私にとっては珍しく、今夜仕事帰りにちょっと映画に寄ってきたのだ。レイトショー割引というものがあるのを初めて知ったが、けっこう便利かも。
さて、映画は「日本沈没」。高校時代、小松左京の原作に圧倒された体験のある私にとって、製作発表のニュースを聞いて以来、ずっと気になっていた映画だったのだ。

ところが・・・もう勘弁してくださいよこれ!!
動揺が収まらないので、ネタバレまで書いてしまう。

原作では、大規模な地殻変動により結局日本列島はすべて海中に没し(この辺のSF考証も惹きこまれる部分だ)、難民となった日本人はすべて外国へ分散して移住することになる。
普段我々は意識しないが、国土を失うということはどういうことなのか。果して母たる国土を失っても、日本人は日本人たり得るのか。流浪の民となることで、日本人は果してどうなっていくのか。
これが、この小説のひとつの大きなテーマである。

しかし、この映画版「日本沈没」では、なんと主人公(SMAPの草薙)の英雄的行動により、結局日本は全面沈没を免れてしまうのである(一部は沈没するし、国土はズタズタになるのだが)!
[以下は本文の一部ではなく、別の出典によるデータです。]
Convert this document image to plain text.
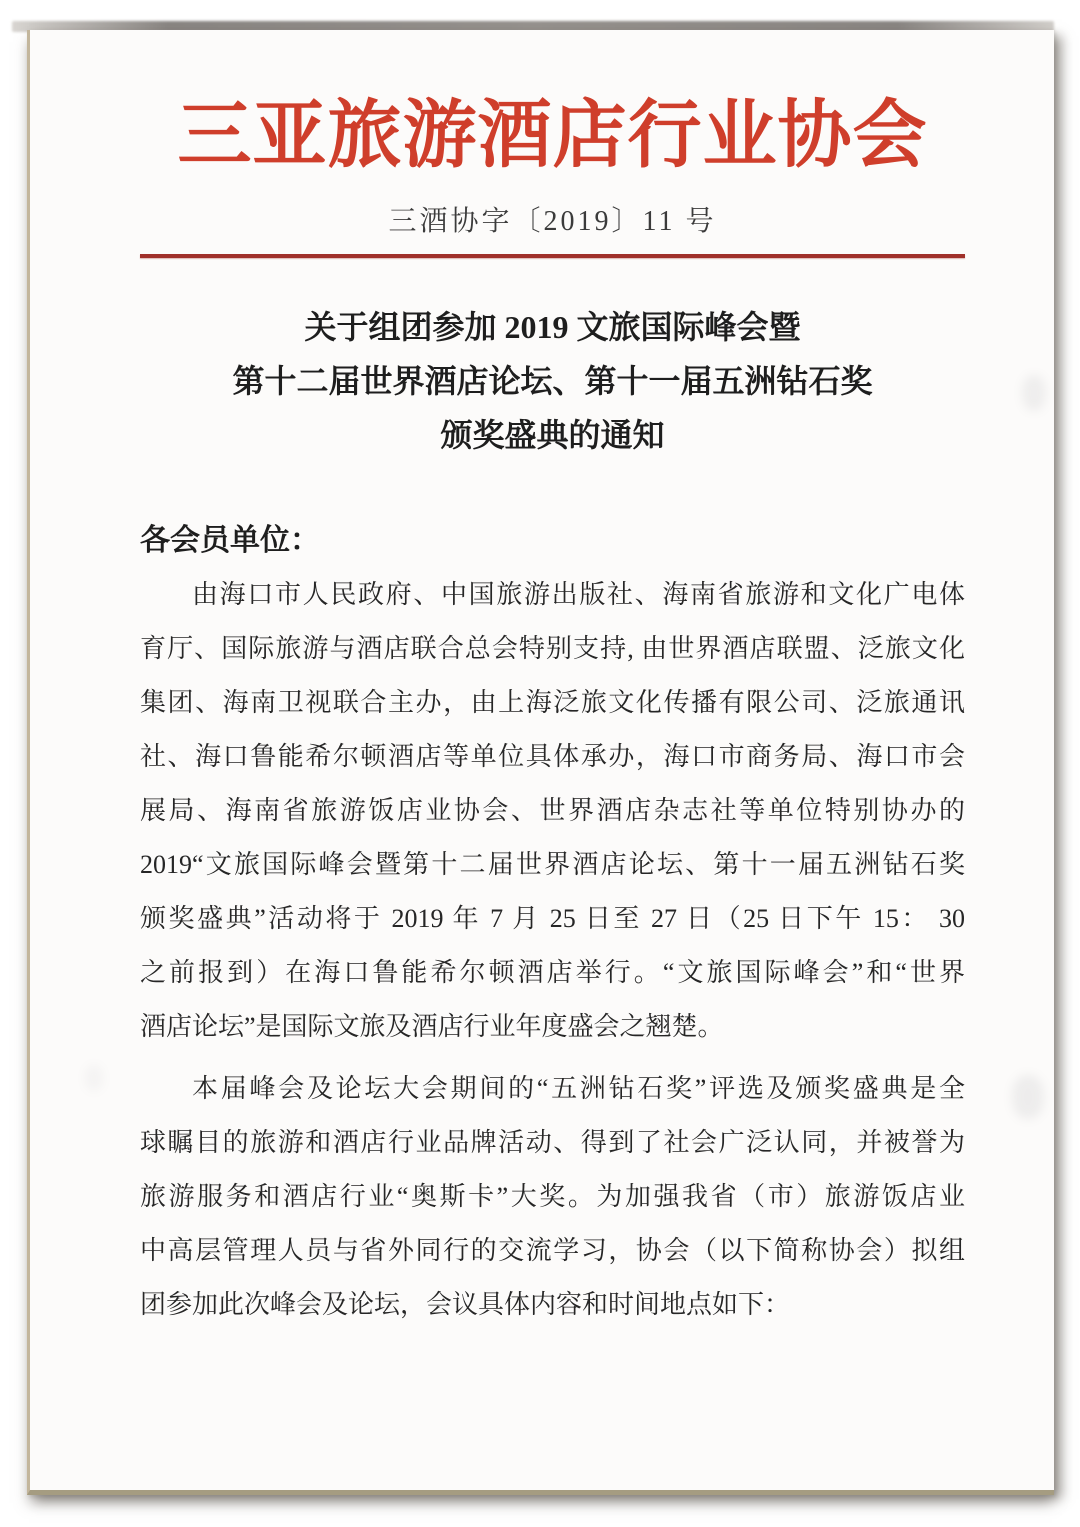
三亚旅游酒店行业协会
三酒协字〔2019〕11 号
关于组团参加 2019 文旅国际峰会暨
第十二届世界酒店论坛、第十一届五洲钻石奖
颁奖盛典的通知
各会员单位：
由海口市人民政府、中国旅游出版社、海南省旅游和文化广电体
育厅、国际旅游与酒店联合总会特别支持, 由世界酒店联盟、泛旅文化
集团、海南卫视联合主办，由上海泛旅文化传播有限公司、泛旅通讯
社、海口鲁能希尔顿酒店等单位具体承办，海口市商务局、海口市会
展局、海南省旅游饭店业协会、世界酒店杂志社等单位特别协办的
2019“文旅国际峰会暨第十二届世界酒店论坛、第十一届五洲钻石奖
颁奖盛典”活动将于 2019 年 7 月 25 日至 27 日（25 日下午 15： 30
之前报到）在海口鲁能希尔顿酒店举行。“文旅国际峰会”和“世界
酒店论坛”是国际文旅及酒店行业年度盛会之翘楚。
本届峰会及论坛大会期间的“五洲钻石奖”评选及颁奖盛典是全
球瞩目的旅游和酒店行业品牌活动、得到了社会广泛认同，并被誉为
旅游服务和酒店行业“奥斯卡”大奖。为加强我省（市）旅游饭店业
中高层管理人员与省外同行的交流学习，协会（以下简称协会）拟组
团参加此次峰会及论坛，会议具体内容和时间地点如下：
私は、見ていて途中からイヤな予感がしていたのだが、不幸にもその予感は的中することとなる。
後半はすっかり「ストップ・ザ・日本沈没大作戦」が展開。そして、主人公の英雄的行動により、その死と引き替えに日本は救われる。さあまたがんばって素晴らしい国を作っていきましょう。メデタシメデタシ・・・
オイちょっと待てや!違うだろそれ!!
(重要な注:もちろん、原作にはこんな作戦の話など一切ない。日本列島は完全に消滅するのである。)
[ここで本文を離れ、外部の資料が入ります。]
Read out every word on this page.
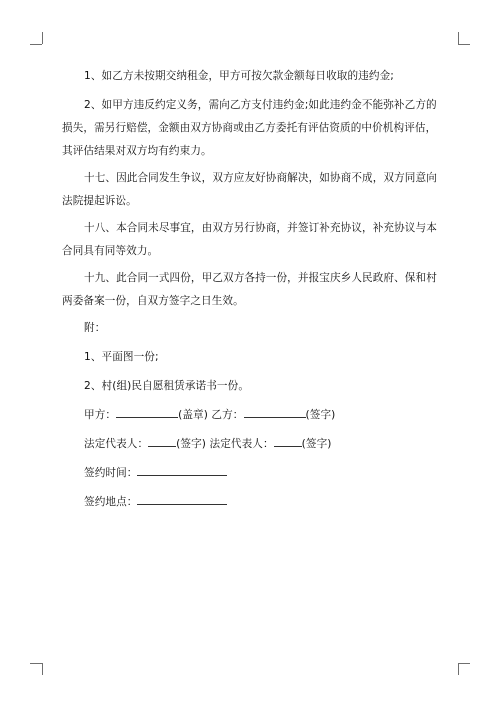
1、如乙方未按期交纳租金，甲方可按欠款金额每日收取的违约金;

2、如甲方违反约定义务，需向乙方支付违约金;如此违约金不能弥补乙方的损失，需另行赔偿，金额由双方协商或由乙方委托有评估资质的中价机构评估，其评估结果对双方均有约束力。

十七、因此合同发生争议，双方应友好协商解决，如协商不成，双方同意向法院提起诉讼。

十八、本合同未尽事宜，由双方另行协商，并签订补充协议，补充协议与本合同具有同等效力。

十九、此合同一式四份，甲乙双方各持一份，并报宝庆乡人民政府、保和村两委备案一份，自双方签字之日生效。

附：

1、平面图一份;

2、村(组)民自愿租赁承诺书一份。

甲方：	(盖章) 乙方：	(签字)

法定代表人：	(签字) 法定代表人：	(签字)

签约时间：

签约地点：
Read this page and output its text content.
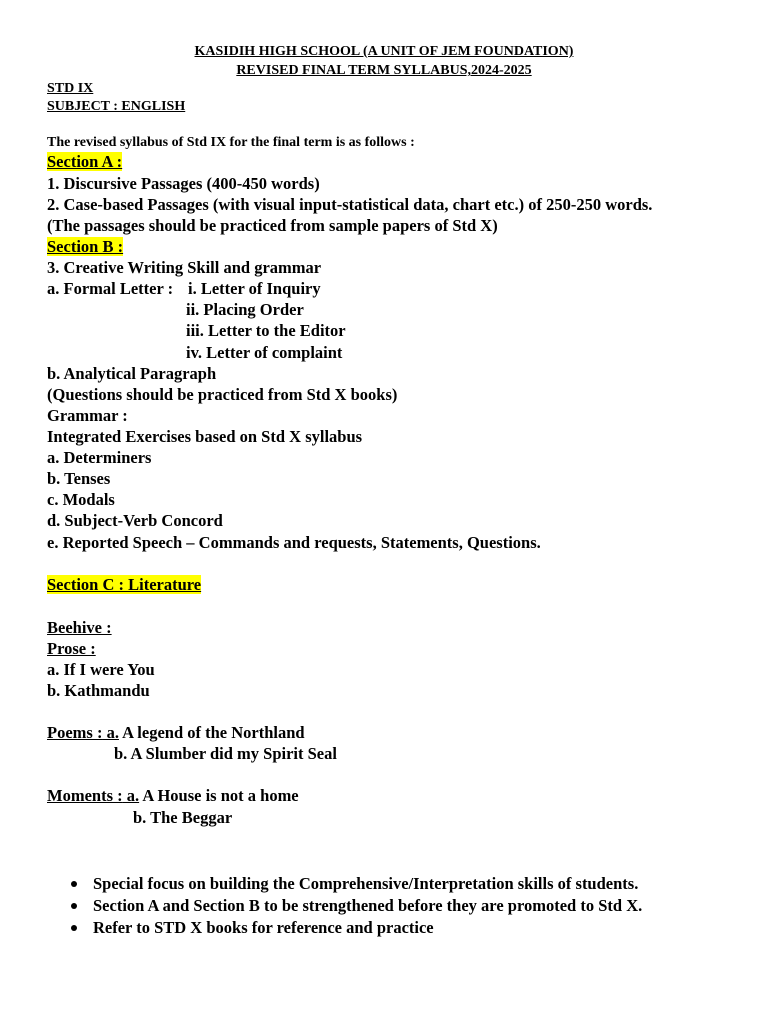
KASIDIH HIGH SCHOOL (A UNIT OF JEM FOUNDATION)
REVISED FINAL TERM SYLLABUS,2024-2025
STD IX
SUBJECT : ENGLISH
The revised syllabus of Std IX for the final term is as follows :
Section A :
1. Discursive Passages (400-450 words)
2. Case-based Passages (with visual input-statistical data, chart etc.) of 250-250 words.
(The passages should be practiced from sample papers of Std X)
Section B :
3. Creative Writing Skill and grammar
a. Formal Letter : i. Letter of Inquiry
ii. Placing Order
iii. Letter to the Editor
iv. Letter of complaint
b. Analytical Paragraph
(Questions should be practiced from Std X books)
Grammar :
Integrated Exercises based on Std X syllabus
a. Determiners
b. Tenses
c. Modals
d. Subject-Verb Concord
e. Reported Speech – Commands and requests, Statements, Questions.
Section C : Literature
Beehive :
Prose :
a. If I were You
b. Kathmandu
Poems : a. A legend of the Northland
b. A Slumber did my Spirit Seal
Moments : a. A House is not a home
b. The Beggar
Special focus on building the Comprehensive/Interpretation skills of students.
Section A and Section B to be strengthened before they are promoted to Std X.
Refer to STD X books for reference and practice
まるでハリウッド映画「アルマゲドン」まがいのストーリーに、思わず頭を抱えた。
しかも最期の首相代理?が「すでに海外に移った人もいつか帰れる日が来るだろう」などと演説するのである。物語のテーマもなにもあったもんじゃない。ここまで主要ストーリーをねじ曲げてよいのだろうかと見ているこっちが不安になる。
この映画の構想者は、「日本沈没」を映画化したかったんじゃなくて、日本版「アルマゲンドン」を作りたかったのだろうとしか思えない。
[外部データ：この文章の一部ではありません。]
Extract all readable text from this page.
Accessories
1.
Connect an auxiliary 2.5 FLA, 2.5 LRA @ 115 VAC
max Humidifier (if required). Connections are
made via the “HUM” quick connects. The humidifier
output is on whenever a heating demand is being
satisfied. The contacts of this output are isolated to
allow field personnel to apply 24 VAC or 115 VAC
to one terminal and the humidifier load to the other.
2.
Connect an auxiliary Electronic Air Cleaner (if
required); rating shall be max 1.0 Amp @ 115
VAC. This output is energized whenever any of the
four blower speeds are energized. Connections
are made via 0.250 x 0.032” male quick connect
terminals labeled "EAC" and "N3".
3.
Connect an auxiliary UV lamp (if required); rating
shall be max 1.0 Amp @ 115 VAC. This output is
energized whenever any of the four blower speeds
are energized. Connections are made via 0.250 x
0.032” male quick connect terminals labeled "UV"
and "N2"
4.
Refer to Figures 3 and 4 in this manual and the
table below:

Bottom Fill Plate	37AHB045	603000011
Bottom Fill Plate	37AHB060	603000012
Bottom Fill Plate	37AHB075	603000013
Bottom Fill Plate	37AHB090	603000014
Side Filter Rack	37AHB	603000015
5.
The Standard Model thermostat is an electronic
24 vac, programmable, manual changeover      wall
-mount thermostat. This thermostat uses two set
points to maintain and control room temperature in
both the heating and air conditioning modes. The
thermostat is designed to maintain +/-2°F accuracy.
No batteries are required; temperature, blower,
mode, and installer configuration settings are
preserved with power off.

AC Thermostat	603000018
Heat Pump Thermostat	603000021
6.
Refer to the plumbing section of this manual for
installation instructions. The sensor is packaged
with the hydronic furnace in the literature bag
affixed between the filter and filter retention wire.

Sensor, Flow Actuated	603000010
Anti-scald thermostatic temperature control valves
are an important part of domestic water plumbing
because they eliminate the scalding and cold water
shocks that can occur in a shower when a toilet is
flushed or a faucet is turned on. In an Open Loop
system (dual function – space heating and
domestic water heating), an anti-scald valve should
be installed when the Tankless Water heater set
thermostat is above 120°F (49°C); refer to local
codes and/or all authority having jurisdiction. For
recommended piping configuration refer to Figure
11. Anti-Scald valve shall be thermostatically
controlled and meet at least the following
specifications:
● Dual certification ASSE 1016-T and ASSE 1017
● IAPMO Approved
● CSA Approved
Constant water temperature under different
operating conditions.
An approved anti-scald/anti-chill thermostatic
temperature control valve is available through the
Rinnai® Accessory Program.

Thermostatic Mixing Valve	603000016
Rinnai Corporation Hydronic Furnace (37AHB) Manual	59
実は、この作品は1973年に松竹で映画化されたことがあって、私はテレビ放映で見たことがあるのだが、こちらの「日本沈没」は、ちゃんと沈没する。主役の男女は離ればなれになり、かたやシベリヤへ、かたや(確か)オーストラリアに、うつろな表情で送られていくシーンで終わったのを記憶している。

もっともこの映画もそれなりにはヒットしたらしいが、あまりよい出来であったとは思わない。
で、今年はついにそのリベンジ、今度こそ・・・と期待していったのが上記のアリサマ。
日本沈没」を見に行ったつもりが、「日本不沈没」だったなんて・・・

うーん、小松左京の原作の映画って、ハズレが多いのだろうか。国産SF大作映画と大々的に宣伝されていた「さよならジュピター」は、期待して見に行ったSFファンに大ダメージを与え、いまだに彼らのトラウマになっているとされる。

なんといっても、最も重要な物語のテーマを、陳腐な英雄主義物語に書き換えてしまっている点は、どう甘く点を付けても救いようがないが、その他もなんだか辻褄の合わないことが目に付く。
私は途中から、映画に「楽しく騙されてあげよう」という気持ちを完全に失い、批判的な目でしか見れなくなってしまった。そして私の心臓にトドメを刺したあのオチ。

強いてほめる点を上げると、やっぱり70年代とは特撮技術に天と地の差があり、避難民がなすすべもなく津波に飲み込まれ山崩れに流され、噴火や地震で街がボロボロに破壊されていく様子は、さすがに迫力がある。

まあ、防災意識を高めるにはよい映画だったかも知れない。地震のシーンなどは、見ていてけっこう怖い。いざというとき身を守るのは事前の準備と冷静な対応でしかないことを認識するいいチャンスだ。
というわけで、今日のバッジの画像は、財団法人東京防災指導協会の徽章(テレビ局じゃありません)。

どんな協会なのかというと、ネットで調べたところ、
「財団法人東京防災指導協会は、防火防災の一翼を担う公益法人として、消防法に定める各種講習会のほか, 資格取得のための各種受験準備講習、災害予防についての調査研究等の業務を行っています。
 また、消防博物館、 防災館の運営管理を通じて防火防災思想や知識、技術の普及啓発に努めるとともに、地域に根付いた女性防火組織や消防少年団等自主防災組織の育成指導等、防火防災の全域にわたる各事業を展開しています。」
なのだそうだ。よく見ると確かに消防のマークらしきデザインも見える。

レイトショー料金1200円に1000円引き券を使ったので実際の負担は200円。まあ200円ならよしとしようじゃないか。
・・・そうとでも思わないことには、今夜眠れそうもなくなるしね。